Hong Kong’s future: Business fears grow
China announced Thursday that it plans to introduce a law in Hong Kong that is expected to ban sedition, secession and subversion against Beijing. It will also enable Chinese national security agencies to operate in the city.
“Hong Kong today stands as a model of free trade, strong governance, free flow of information and efficiency,” said Robert Grieves, chairman of the American Chamber of Commerce in Hong Kong, in a statement. “No one wins if the foundation for Hong Kong’s role as a prime international business and financial center is eroded.”
A traditionally stable place to operate
Even so, Hong Kong’s status as a global business destination never quite felt secure after the protests broke out.
“The road to Hell is often paved with good intentions,” Li said in August. “We need to be mindful of unintended consequences.”
The United States imported nearly $17 billion in goods and services from Hong Kong in 2018, while exporting $50 billion.
But those numbers don’t tell the whole story of the US-Hong Kong relationship, and the special status offers the city much more than trade privileges.
“[It’s] a bit misleading … because the US counts trade that passes through Hong Kong to China as trade with China,” said William Reinsch, the Scholl Chair in International Business at the Center for Strategic and International Studies in Washington. “Regardless, I think the real issue is less the actual amount of trade than the signal a change in status would send about the unreliability of doing business with Hong Kong.”
A serious development
More than 1,300 US companies alone operate in the city, according to analysts at Citi, who added that the threat of revoking Hong Kong’s special status with the United States “could weigh on business confidence.”

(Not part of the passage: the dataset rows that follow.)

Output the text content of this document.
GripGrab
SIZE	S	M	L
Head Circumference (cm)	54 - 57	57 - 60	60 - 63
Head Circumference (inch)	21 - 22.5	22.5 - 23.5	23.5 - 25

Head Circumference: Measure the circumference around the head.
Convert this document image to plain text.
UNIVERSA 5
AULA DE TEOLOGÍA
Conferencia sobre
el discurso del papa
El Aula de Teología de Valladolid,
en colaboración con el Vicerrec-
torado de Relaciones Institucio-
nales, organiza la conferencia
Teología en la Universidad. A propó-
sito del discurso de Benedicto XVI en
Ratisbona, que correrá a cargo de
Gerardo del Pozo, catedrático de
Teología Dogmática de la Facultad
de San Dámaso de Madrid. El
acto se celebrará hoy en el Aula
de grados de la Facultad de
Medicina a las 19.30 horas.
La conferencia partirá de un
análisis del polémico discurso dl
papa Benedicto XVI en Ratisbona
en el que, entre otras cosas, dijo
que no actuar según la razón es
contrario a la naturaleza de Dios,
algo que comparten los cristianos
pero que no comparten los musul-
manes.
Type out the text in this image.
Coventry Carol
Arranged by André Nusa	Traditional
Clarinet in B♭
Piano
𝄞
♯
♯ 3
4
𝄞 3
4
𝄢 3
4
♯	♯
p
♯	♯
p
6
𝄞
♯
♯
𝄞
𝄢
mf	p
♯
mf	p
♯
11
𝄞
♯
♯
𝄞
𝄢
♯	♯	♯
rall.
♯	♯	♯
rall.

“It remains to be seen if the US would revoke the act immediately,” they wrote in a research note on Friday. “Our economists have argued special status of [Hong Kong] is likely to stay in the near term, as both US and China have significant interests in maintaining the status quo.”
Secretary of State Mike Pompeo said Friday that Beijing’s plan would be “a death knell” for the autonomy Hong Kong was promised. And if it went ahead, it would affect Washington’s assessment of the status of the territory.
“The United States strongly urges Beijing to reconsider its disastrous proposal, abide by its international obligations, and respect Hong Kong’s high degree of autonomy, democratic institutions, and civil liberties, which are key to preserving its special status under US law,” he said.
“This authoritarian national security plan will most certainly bring into question [Hong Kong’s] status as a global banking center,” wrote Stephen Innes, chief global markets strategist at AxiCorp, in a research note Friday. “I think this is quite serious.”
Companies that do business in Hong Kong are also concerned about what Beijing’s national security law could mean for people who work in the city, and whether it could have a chilling effect on the ability to attract foreign workers.
“A Beijing inspired national security law leaves open an interpretation of how such an act will be enforced,” said Tara Joseph, president of the American Chamber of Commerce in Hong Kong, in a statement.
The business lobby group added that the “enactment of a vaguely defined national security law will make it harder to recruit and retain top tier talent.”